Estamos ante una operación de propaganda que pasará a la historia del ‘marketing’ político.

/ 11 de junio de 2016 / 03:31

Dibujar un país en declive que necesita un caudillo, contra toda evidencia empírica. Ésa es la mayor genialidad de Donald Trump. Crear una gigantesca mentira, azuzarla de forma histérica y galoparla desenfrenadamente ante el electorado más ignorante. Una operación de propaganda que pasará a la historia del marketing político.

Vamos a hacer América grande otra vez, dice Donald Trump. Como si EEUU estuviera en declive.
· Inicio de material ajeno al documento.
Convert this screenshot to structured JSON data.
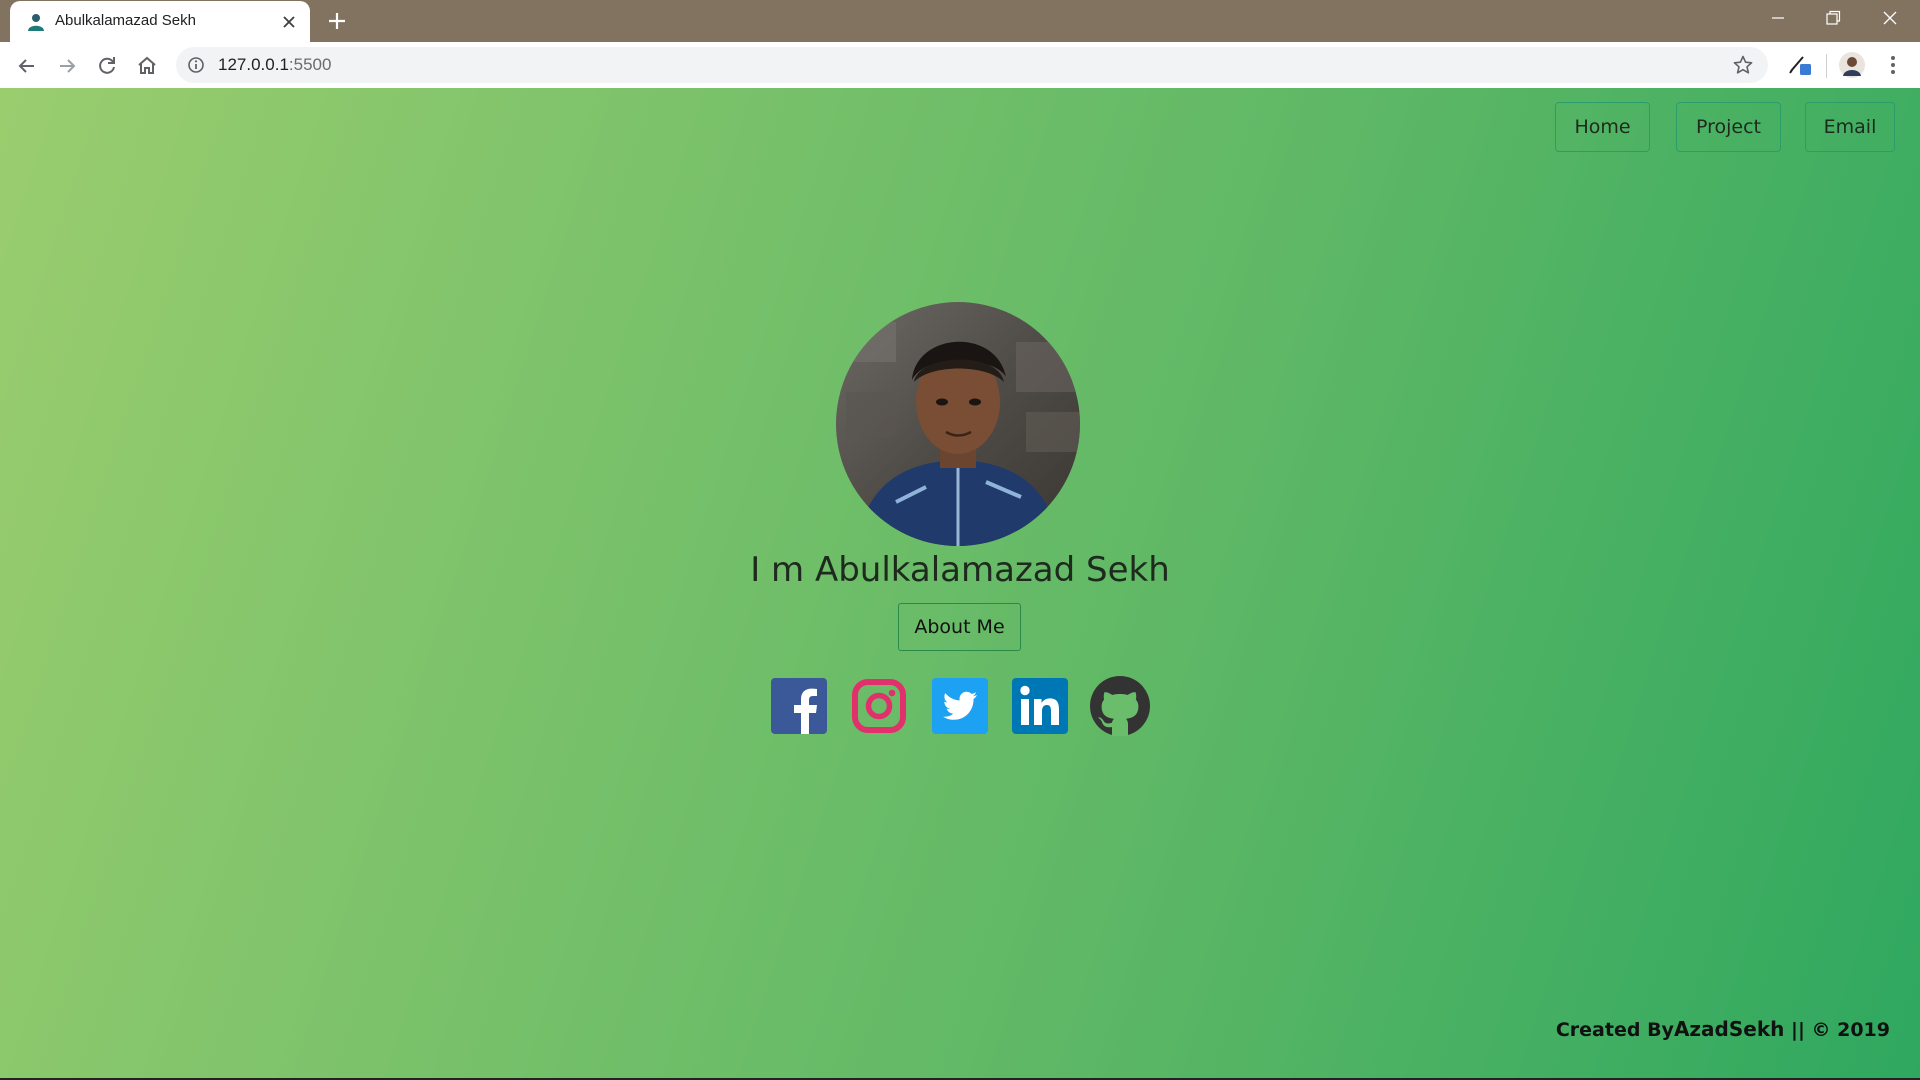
{
  "browser": {
    "tab": {
      "title": "Abulkalamazad Sekh"
    },
    "address": {
      "url_host": "127.0.0.1",
      "url_port": ":5500"
    }
  },
  "nav": {
    "items": [
      {
        "label": "Home"
      },
      {
        "label": "Project"
      },
      {
        "label": "Email"
      }
    ]
  },
  "hero": {
    "heading": "I m Abulkalamazad Sekh",
    "about_button": "About Me",
    "socials": [
      {
        "name": "facebook-icon",
        "color": "#3b5998"
      },
      {
        "name": "instagram-icon",
        "color": "#e1306c"
      },
      {
        "name": "twitter-icon",
        "color": "#1da1f2"
      },
      {
        "name": "linkedin-icon",
        "color": "#0077b5"
      },
      {
        "name": "github-icon",
        "color": "#333333"
      }
    ]
  },
  "footer": {
    "created_by": "Created By",
    "author": "AzadSekh",
    "suffix": " || © 2019"
  },
  "colors": {
    "chrome_titlebar": "#827361",
    "nav_border": "#2a9e6a",
    "gradient_start": "#9acd6e",
    "gradient_end": "#2fa85f"
  }
}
Un país que con solo el 4,3% de la población mundial representa el 22% del PIB mundial. Que ha salido de la crisis financiera antes que nadie y que tiene una tasa de paro inferior al 5%. Que lidera todos los sectores imaginables de la actividad económica: desde la investigación médica a la nanotecnología, pasando por la innovación militar y espacial. EEUU lidera, además,  dos revoluciones clave: la energética, donde ha logrado la autosuficiencia; y la digital, donde va por delante de todos. Las 10 empresas más grandes del mundo son estadounidenses y su moneda es la reserva que usan todos los países del mundo. Sus universidades no tienen rival. Su idioma se ha impuesto como lengua franca y domina hasta la industria del entretenimiento.
Vamos a hacer que respeten a América, dice Trump. Un país que a pesar de sus colosales errores en política exterior, léase Irak, cuenta con acuerdos de seguridad, aliados y bases militares por todo el planeta, desde Japón a Australia, pasando por Alemania o España. EEUU representa el 50% del gasto militar mundial, más que todos sus rivales juntos. Con 10 portaaviones (China tiene solo uno y en pruebas) patrulla todos los océanos y garantiza los flujos comerciales que alimentan la globalización. Sufrió un atentado colosal en 2001, pero su capacidad de protegerse de subsiguientes ataques es y sigue siendo incomparable.

Vamos a construir un muro con México, dice Trump. Pero EEUU es el país del mundo que mejor y más rápido integra a los inmigrantes y que cuenta con el mercado de trabajo más dinámico y abierto del mundo. Un país con un presidente afroamericano y una identidad tan dúctil que cualquiera puede hacerse americano en cualquier momento. La envidia de cualquiera. Trumperías, tonterías contadas por Trump. Para el diccionario del populismo.